Tuhar, Ketua Asosiasi Petani Tembakau Indonesia (APTI) Kecamatan Kledung, mengatakan, saat ini, baru sekitar 50 persen hasil tembakau di Kecamatan Kledung terserap pabrik. ”Sekitar 50 persen hasil panen tembakau sisanya masih menumpuk di petani dan di pedagang,” ujarnya, Minggu (17/10/2021). Tembakau yang belum terserap tersebut adalah hasil panen tembakau Agustus-September 2021.
Luas areal tembakau di Kecamatan Kledung mencapai sekitar 2.000 hektar dengan produktivitas lahan mencapai 8 kuintal tembakau kering per hektar. Total produksi tembakau di Kecamatan Kledung tahun ini diperkirakan mencapai sekitar 1.600 ton.
Sekitar 50 persen hasil panen tembakau sisanya saat ini masih menumpuk di petani dan pedagang.
Sekalipun mendapatkan informasi bahwa pabrik masih membeli tembakau, menurut dia, kondisi ini membuat banyak petani kian cemas harga pembelian makin anjlok di minggu-minggu mendatang.
”Biasanya, tembakau yang dibeli di akhir musim dan lama menumpuk di petani dianggap sebagai komoditas rusak atak gagal sehingga dibeli dengan harga rendah,” ujarnya.
Petani juga makin cemas karena rata-rata tembakau yang sudah terserap saat ini hanya dibeli dengan harga rendah, berkisar Rp 40.000-Rp 45.000 per kilogram (kg) tembakau kering, bahkan sebagian di antaranya hanya laku terjual Rp 30.000-Rp 35.000 per kg. Harga ini jauh merosot dibandingkan dengan tahun-tahun sebelumnya yang biasanya berkisar Rp 70.000-Rp 80.000 per kg.
Sementara itu, sebagian petani yang hasil panennya sudah dibeli pun belum merasa lega karena uang pembayaran belum diterima. ”Padahal, saya memerlukan biaya untuk memulai aktivitas menanam komoditas lain,” ujar Ngusman, petani asal Desa Bansari, Kecamatan Bansari. Ngusman saat ini sebenarnya berencana untuk segera menanam bawang merah.
Ngusman memiliki 7.000 tanaman tembakau. Semula, dari 2 kuintal tembakau kering yang dipanennya, dia dijanjikan oleh pedagang hasil panennya akan laku terjual dengan harga Rp 45.000 per kg. Harga ini pun jauh lebih rendah daripada tahun lalu, di mana sebelumnya harga pembelian tembakau masih berkisar Rp 60.000-Rp 70.000 per kg.

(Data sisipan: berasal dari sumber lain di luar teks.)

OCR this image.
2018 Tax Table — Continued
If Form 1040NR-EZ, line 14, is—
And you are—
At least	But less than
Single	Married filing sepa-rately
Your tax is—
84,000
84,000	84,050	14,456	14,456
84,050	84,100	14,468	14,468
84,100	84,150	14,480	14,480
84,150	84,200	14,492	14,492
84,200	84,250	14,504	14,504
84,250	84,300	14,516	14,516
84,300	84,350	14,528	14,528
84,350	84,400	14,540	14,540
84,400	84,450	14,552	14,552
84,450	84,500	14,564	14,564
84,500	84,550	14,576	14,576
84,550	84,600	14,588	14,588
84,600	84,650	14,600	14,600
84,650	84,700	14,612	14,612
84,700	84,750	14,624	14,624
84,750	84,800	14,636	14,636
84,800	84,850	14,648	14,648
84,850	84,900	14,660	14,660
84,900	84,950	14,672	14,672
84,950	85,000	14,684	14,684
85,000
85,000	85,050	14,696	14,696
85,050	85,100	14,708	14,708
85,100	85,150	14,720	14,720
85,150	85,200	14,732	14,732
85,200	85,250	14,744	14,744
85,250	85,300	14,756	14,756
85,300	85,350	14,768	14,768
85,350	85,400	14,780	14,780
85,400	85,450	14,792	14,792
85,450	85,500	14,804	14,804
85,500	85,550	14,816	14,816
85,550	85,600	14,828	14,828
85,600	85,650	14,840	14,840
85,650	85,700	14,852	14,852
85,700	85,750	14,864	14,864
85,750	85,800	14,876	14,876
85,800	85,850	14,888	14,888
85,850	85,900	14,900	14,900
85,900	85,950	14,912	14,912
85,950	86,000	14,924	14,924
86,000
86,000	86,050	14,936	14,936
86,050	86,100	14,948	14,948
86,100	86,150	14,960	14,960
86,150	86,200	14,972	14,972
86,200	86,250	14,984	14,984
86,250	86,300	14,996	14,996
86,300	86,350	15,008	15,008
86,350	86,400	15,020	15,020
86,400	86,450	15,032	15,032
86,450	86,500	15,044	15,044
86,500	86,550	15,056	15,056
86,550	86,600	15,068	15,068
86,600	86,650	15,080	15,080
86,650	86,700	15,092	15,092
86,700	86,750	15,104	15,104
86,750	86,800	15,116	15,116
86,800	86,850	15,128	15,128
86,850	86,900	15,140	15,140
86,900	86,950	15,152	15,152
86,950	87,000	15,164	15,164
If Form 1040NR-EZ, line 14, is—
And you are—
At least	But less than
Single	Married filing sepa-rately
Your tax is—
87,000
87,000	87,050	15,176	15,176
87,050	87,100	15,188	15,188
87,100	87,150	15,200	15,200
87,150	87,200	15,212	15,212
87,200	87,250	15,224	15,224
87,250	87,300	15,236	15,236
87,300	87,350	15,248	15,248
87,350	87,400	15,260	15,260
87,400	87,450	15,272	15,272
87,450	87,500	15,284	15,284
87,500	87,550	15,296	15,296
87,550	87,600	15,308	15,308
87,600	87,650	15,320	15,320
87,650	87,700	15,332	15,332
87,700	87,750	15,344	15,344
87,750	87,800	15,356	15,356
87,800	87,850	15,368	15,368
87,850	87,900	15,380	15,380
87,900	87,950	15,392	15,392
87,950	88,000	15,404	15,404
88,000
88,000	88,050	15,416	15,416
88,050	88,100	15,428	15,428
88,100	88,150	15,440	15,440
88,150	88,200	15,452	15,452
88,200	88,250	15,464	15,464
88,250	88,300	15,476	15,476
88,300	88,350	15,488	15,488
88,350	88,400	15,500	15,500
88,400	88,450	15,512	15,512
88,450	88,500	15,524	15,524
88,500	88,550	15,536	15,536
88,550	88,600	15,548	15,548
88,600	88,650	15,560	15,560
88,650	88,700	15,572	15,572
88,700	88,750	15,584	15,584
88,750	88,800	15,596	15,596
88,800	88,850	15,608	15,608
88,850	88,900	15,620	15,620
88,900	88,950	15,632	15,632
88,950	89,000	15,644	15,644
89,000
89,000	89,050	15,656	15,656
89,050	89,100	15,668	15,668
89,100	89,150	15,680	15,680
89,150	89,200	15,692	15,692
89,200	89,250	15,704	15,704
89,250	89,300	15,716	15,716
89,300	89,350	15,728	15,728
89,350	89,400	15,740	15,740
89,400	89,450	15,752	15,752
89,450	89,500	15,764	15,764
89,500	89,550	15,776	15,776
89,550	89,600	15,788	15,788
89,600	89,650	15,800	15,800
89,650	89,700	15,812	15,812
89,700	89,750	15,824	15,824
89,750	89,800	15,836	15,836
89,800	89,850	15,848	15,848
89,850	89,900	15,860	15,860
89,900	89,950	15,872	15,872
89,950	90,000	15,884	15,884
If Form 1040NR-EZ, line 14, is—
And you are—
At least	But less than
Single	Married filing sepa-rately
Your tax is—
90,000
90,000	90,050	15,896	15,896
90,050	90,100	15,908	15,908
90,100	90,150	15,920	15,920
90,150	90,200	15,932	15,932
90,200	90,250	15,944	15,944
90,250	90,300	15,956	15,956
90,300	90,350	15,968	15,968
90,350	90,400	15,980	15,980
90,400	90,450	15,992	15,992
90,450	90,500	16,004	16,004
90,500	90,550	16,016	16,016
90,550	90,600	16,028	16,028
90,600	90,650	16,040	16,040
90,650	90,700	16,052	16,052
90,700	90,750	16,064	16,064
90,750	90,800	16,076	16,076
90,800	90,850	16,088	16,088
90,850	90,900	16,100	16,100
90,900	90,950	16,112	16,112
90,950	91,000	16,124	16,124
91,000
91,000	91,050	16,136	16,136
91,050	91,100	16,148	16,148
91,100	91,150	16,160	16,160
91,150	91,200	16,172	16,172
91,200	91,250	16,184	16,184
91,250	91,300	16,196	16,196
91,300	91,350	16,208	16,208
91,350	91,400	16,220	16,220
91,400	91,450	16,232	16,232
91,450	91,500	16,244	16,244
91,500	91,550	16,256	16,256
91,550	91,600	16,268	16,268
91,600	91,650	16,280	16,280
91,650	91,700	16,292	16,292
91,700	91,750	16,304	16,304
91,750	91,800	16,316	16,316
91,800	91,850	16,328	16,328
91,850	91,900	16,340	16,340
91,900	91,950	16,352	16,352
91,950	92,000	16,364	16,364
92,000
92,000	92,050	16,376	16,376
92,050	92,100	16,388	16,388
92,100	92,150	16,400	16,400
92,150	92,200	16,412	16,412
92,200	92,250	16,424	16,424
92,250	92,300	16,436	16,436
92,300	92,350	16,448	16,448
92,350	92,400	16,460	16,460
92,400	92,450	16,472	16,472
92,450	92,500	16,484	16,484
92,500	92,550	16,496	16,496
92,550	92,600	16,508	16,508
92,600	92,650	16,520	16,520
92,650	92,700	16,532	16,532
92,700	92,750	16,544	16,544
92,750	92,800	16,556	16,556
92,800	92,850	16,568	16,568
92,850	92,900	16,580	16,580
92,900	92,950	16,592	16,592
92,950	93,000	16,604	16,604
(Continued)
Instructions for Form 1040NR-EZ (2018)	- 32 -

Kondisi rendahnya harga dan pengambilan tembakau yang belum dibayar ini, menurut dia, makin memukul petani yang saat ini mengalami penurunan hasil panen. Karena tingginya intensitas hujan menjelang panen pada Agustus, Ngusman mengatakan, hasil panen yang didapatkan berkurang 60 persen dari biasanya.